Più di tutti è il made in Italy ad avere vantaggio da questa realtà infatti, molto spesso, è tramite il cinema che gli autori hanno la possibilità di farsi conoscere anche all’estero: Riccardo Tozzi, presidente dell’Anica e titolare della Cattleya, ha in produzione il nuovo film di Salvatores, Educazione siberiana, tratto dal libro di Nicolai Lilin edito da Einaudi. Dal primo Moccia a Romanzo criminale, da Non ti muovere a La bestia nel cuore, Venuto al mondo, Gomorra, Tozzi ha sempre mostrato grande interesse per il rapporto pagina- cinema.
Però, lui questo non è del tutto positivo: “il fenomeno influenza il modo di scrivere più che in passato e non è una buona cosa né per l’editoria n per il cinema. Il romanzo deve avere vita propria altrimenti rischia di non interessare più”.
È probabile che in una crisi mondiale economica e di idee gli scrittori suppliscano la carenza degli sceneggiatori. Questa è la tesi con la quale concorda il regista Daniele Luchetti che ha al suo attivo film come La scuola dal libro di Starnone, Piccoli maestri da Meneghello, Mio fratello è figlio unico da Il fasciocomunista di Pennacchi: “Ci sono dei buoni libri che non sarebbero mai dei buoni film. Quanto alla scrittura, indubbiamente è influenzata dal cinema in una società dell’immagine. Gli sceneggiatori italiani? Mancano è vero, se ne conteranno, di validi, in tutto una quindicina: questo perché soprattutto ora che giriamo un quarto dei film di una volta, vivere di sceneggiature è diventato un lusso. Ho sempre pensato che il libro vada tradito e non ho cambiato idea”.

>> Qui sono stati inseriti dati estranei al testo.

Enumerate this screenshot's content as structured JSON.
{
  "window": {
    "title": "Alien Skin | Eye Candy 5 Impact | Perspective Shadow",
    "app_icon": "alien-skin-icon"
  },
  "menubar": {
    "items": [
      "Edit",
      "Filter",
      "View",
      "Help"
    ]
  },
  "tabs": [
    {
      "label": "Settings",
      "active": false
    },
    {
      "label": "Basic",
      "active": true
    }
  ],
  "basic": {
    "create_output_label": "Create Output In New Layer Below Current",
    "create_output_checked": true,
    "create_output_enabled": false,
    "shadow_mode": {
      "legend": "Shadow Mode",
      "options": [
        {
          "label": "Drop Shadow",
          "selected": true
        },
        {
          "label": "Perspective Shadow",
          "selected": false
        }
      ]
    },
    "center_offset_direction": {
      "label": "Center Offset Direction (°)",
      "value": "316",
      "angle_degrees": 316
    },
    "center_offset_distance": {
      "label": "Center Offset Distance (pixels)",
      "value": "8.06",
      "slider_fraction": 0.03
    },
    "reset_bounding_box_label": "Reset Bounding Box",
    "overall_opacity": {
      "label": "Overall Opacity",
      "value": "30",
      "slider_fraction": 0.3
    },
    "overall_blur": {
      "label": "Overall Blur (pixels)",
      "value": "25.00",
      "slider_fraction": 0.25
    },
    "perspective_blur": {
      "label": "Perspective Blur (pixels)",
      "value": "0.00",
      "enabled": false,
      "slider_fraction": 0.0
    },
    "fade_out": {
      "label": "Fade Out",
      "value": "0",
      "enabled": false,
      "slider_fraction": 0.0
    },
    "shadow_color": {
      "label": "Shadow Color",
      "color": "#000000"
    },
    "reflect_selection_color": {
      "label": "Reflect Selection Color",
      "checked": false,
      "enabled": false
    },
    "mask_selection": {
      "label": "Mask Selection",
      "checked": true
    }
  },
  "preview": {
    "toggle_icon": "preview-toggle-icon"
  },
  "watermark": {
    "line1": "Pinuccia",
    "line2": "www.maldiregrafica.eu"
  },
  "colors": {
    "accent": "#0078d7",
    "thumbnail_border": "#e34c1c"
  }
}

“Noi scartiamo subito romanzi che somigliano già ad adattamenti cinematografici” afferma Raffaello Avanzini, della Newton Compton. “A far registrare impennate sono soprattutto i classici e noi ne abbiamo parecchi. Ora tocca a Grandi Speranze di Dickens e Anna Karenina in edizione economica dal quale Joe Wright ha girato un film”. Per quanto riguarda l’esperienza della sua casa editrice col mercato italiano dice “Di molti titoli abbiamo venduto i diritti cinematografici; dai thriller di Massimo Lugli aIl mercante di libri maledetti di Marcello Simoni a Il divoratore di Lorenza Ghinelli”. E, per l’editore, conta anche il divenire una sorta di merchandising del film, infatti Avanzini ammette “la nuova grafica di Paradiso amaro, portato al cinema da Clooney, ci ha fatto vendere 50 mila copie in più”.